Diabetes, closely tied to being overweight or obese, is perhaps the most important disease for us to get our arms around. It’s also the hardest to make headway against, because its onset is almost entirely behaviorally driven.

We have a pathway for making progress against this disease. Two-thirds of the population that’s overweight or obese can control diabetes in large part by adopting healthy diets, exercising regularly, and losing weight.

I know what you’re thinking. If only it were that easy.

Although a small portion of Americans are predisposed to diabetes, for most of us, diabetes is the inevitable consequence of lifestyle choices they’ve made that have ultimately taken a toll on the body’s ability to maintain a healthy state. The problem is, our health-care system doesn’t do a very good job when it comes to affecting large-scale, behavior change. After all, how many times have each of us been told to eat less and exercise more often? In the aggregate, how’s that working for us?

Our health-care system is most confident in dealing with specific conditions for which there is a defined treatment or cure. The system is not so good at affecting the behaviors of individuals.

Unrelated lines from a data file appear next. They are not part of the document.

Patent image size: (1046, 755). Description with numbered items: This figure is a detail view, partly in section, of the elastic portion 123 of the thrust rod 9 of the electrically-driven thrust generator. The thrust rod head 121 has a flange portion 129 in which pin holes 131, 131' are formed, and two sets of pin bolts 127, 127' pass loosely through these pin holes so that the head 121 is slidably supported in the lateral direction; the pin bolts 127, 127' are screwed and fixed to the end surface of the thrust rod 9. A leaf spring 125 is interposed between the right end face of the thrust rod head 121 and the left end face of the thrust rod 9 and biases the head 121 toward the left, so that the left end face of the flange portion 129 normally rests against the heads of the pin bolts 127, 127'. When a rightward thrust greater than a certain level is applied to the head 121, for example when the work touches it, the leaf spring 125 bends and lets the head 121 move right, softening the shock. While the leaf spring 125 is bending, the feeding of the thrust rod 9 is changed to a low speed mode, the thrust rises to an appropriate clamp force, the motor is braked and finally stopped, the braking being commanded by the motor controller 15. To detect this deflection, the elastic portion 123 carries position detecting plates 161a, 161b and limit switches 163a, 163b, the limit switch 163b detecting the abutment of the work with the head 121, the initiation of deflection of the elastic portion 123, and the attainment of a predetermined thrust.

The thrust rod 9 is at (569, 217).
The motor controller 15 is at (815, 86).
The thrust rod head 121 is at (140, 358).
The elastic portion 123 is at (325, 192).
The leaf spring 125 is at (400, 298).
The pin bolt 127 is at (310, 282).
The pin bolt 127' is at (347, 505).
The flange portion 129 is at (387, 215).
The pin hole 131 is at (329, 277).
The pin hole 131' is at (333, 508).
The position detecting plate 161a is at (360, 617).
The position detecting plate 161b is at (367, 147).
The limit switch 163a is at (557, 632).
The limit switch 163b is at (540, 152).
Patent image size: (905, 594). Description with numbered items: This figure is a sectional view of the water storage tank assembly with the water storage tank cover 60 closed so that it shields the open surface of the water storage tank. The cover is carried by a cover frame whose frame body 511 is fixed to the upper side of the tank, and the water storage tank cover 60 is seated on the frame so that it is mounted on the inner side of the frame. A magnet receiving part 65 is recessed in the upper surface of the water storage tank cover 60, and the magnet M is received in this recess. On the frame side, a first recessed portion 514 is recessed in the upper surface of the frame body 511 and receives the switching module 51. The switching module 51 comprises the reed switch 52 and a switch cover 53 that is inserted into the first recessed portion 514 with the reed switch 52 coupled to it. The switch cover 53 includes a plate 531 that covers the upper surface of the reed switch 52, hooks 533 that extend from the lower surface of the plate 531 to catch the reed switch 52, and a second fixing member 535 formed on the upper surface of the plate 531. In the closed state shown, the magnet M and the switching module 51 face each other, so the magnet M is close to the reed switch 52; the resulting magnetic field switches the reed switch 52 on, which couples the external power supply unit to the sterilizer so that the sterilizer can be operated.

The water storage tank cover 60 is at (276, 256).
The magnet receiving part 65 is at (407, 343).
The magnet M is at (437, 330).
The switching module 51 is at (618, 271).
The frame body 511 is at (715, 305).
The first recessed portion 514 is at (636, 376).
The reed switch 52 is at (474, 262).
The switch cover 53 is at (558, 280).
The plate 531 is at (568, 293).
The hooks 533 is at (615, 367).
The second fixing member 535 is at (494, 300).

Progress on the diabetes front requires a larger vision–one that is societal in scope. It involves changing how we think about our modern world by asking the right questions.

Is physical convenience always progress? Especially if it means we become more sedentary?

Is providing easy access to low-cost, high-glycemic-index foods good public policy? Are we willing to accept reduced access to, and higher prices for, these choices?

Is a fee-for-service payment system in which physicians spend 12 to 15 minutes with a patient the best way to relay the consequences of poor lifestyle choices and the consequences of diabetes?

We’ve got big decisions to make, as individuals, as health-care leaders, and as a society. We also don’t have much time to waste.